Dr. Osamu Okuda, President and CEO of Chugai, expressed satisfaction with the FDA’s approval of Alecensa as the primary adjuvant therapy for ALK-positive early-stage NSCLC, highlighting its significant risk reduction of death or recurrence by 76% as evidenced in clinical trials. Dr. Okuda emphasized the potential of this approval to mark a pivotal moment in the treatment of ALK-positive early-stage NSCLC and pledged collaboration with Roche to swiftly provide this treatment to patients worldwide.

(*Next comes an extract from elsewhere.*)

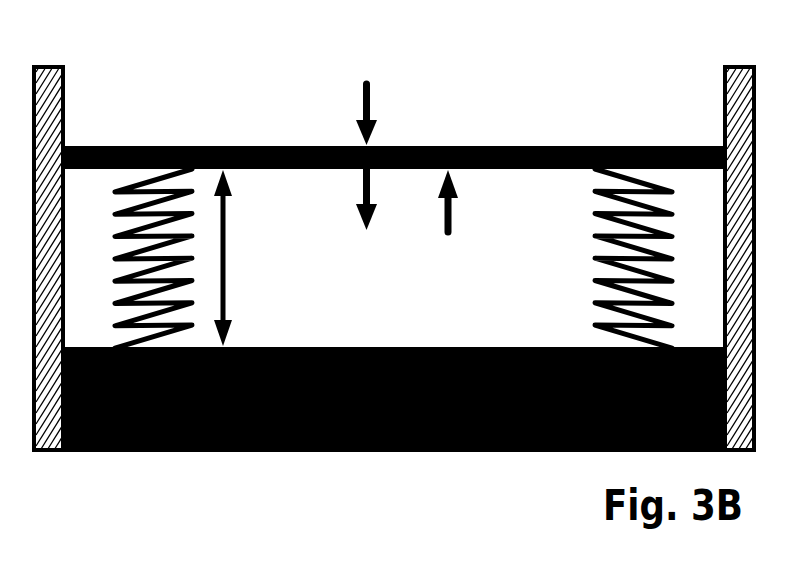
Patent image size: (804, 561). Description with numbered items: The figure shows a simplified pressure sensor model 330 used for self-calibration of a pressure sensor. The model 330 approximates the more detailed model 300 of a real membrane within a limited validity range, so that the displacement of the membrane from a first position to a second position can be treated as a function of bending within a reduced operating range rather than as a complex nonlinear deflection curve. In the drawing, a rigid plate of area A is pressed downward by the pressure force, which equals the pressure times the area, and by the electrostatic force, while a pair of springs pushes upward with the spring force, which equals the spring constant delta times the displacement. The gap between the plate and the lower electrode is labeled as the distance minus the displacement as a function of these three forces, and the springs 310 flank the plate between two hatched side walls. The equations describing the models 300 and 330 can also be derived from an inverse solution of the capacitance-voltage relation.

The simplified pressure sensor model 330 is at (343, 16).
The pressure sensor model 300 is at (653, 0).
The springs (spring constant delta) 310 is at (393, 258).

The approval is based on compelling outcomes from the Phase III ALINA study, demonstrating Alecensa’s remarkable 76% reduction in the risk of disease recurrence or death compared to platinum-based chemotherapy in individuals with completely resected IB to IIIA ALK-positive NSCLC. Moreover, an exploratory analysis showcased Alecensa’s efficacy in improving central nervous system (CNS)-disease-free survival, with a 78% reduction in the risk of disease recurrence or death compared to platinum-based chemotherapy. The safety and tolerability profile of Alecensa in this trial remained consistent with previous trials in the metastatic setting, with no unexpected safety concerns observed. These findings were presented at the European Society of Medical Oncology Congress 2023 Presidential Symposium and recently published in the New England Journal of Medicine in April 2024.

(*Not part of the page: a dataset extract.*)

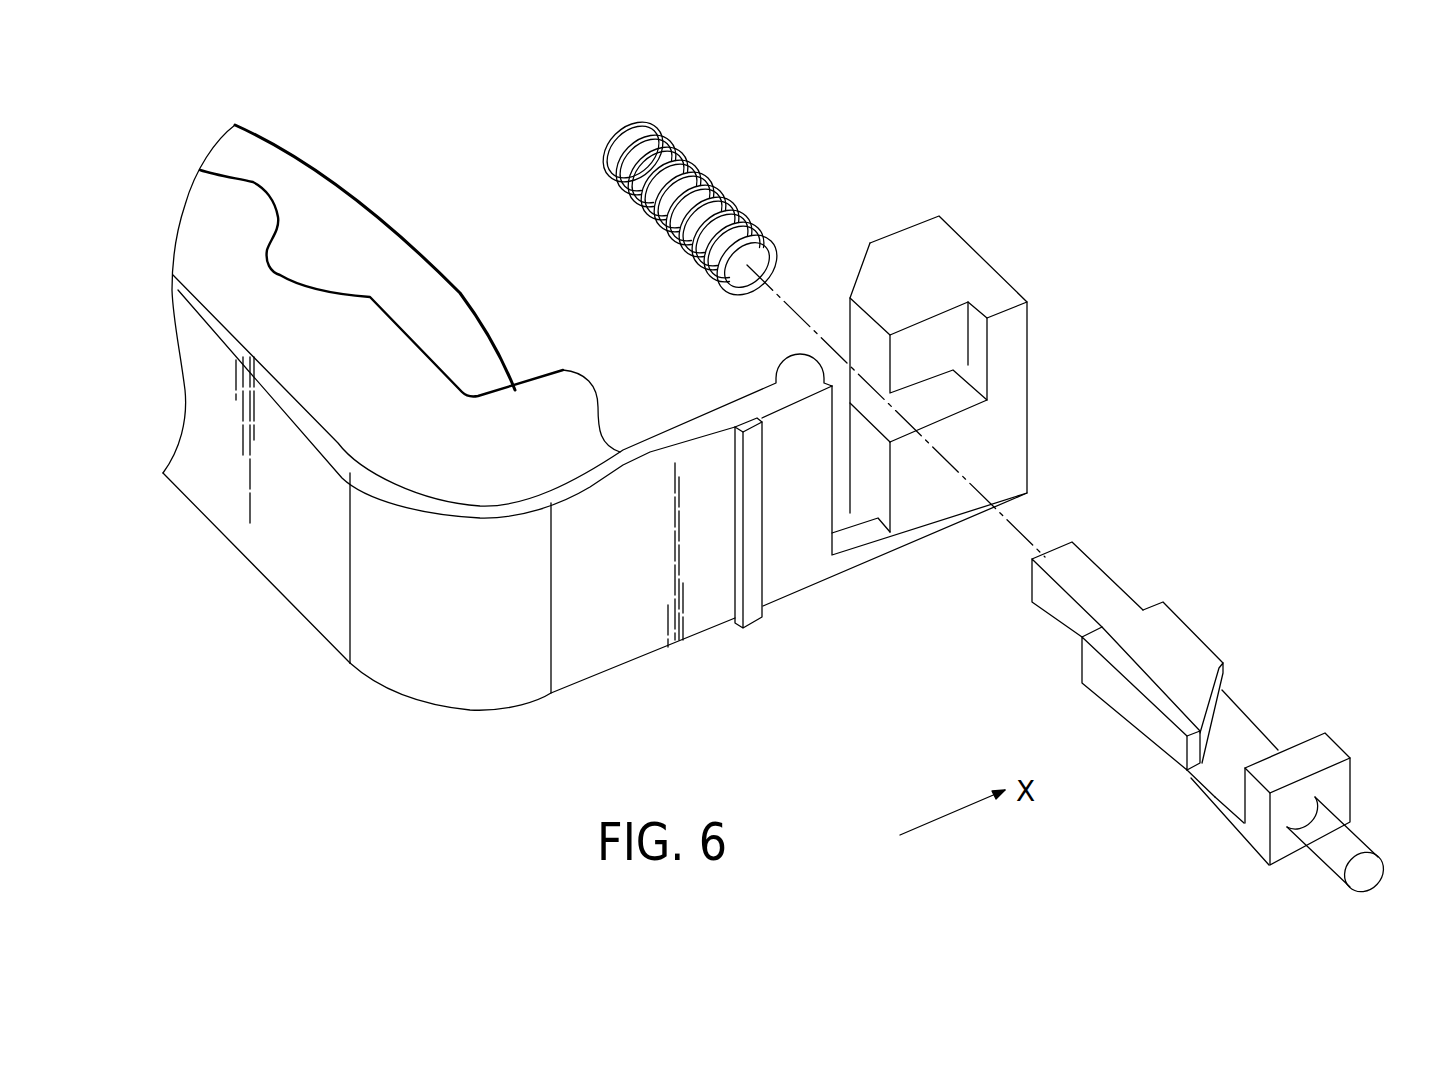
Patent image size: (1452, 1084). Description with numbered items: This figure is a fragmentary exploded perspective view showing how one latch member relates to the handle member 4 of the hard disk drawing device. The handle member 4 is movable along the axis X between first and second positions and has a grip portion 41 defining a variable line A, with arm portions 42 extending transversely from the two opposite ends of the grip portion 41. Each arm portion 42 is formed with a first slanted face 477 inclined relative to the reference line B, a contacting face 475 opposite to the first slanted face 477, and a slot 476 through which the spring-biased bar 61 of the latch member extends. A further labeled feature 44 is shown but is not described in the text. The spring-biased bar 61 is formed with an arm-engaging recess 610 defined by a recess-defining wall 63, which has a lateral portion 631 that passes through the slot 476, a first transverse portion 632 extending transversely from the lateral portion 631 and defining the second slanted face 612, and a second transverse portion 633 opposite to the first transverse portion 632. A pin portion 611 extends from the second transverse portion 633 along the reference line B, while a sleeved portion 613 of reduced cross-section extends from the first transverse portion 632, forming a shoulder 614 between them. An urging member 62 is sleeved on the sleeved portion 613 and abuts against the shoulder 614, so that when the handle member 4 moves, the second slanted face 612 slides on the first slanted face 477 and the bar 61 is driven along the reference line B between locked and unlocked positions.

Alecensa, a kinase inhibitor, is currently approved for both first- and second-line treatment of ALK-positive metastatic NSCLC. Its efficacy, including in patients with CNS metastases, suggests potential benefits for individuals with early-stage NSCLC following this approval. International guidelines, including the NCCN Clinical Practice Guidelines in Oncology, recommend routine testing of resected surgical tissue or biopsy for ALK, EGFR, and PD-L1 biomarkers in patients with stage IB to IIIA NSCLC, supporting clinicians’ decision-making. Approximately 5% of NSCLC cases are ALK-positive, representing about 90,000 individuals worldwide diagnosed annually.
The ALINA study (NCT03456076), a Phase III trial, evaluated Alecensa’s efficacy and safety compared to platinum-based chemotherapy in individuals with completely resected stage IB to IIIA ALK-positive NSCLC. Alecensa, developed by Chugai’s Kamakura Research Laboratories, is a highly selective, central nervous system-active oral medication for NSCLC patients with ALK-positive tumors. It is approved in over 100 countries for initial and second-line treatment of ALK-positive metastatic NSCLC, including Japan where it is also approved for recurrent or refractory ALK fusion gene-positive anaplastic large cell lymphoma.
Lung cancer remains a significant global health concern, with NSCLC accounting for approximately 85% of cases. Despite adjuvant chemotherapy, a considerable number of individuals experience cancer recurrence, underscoring the importance of early treatment to prevent recurrence and improve cure rates.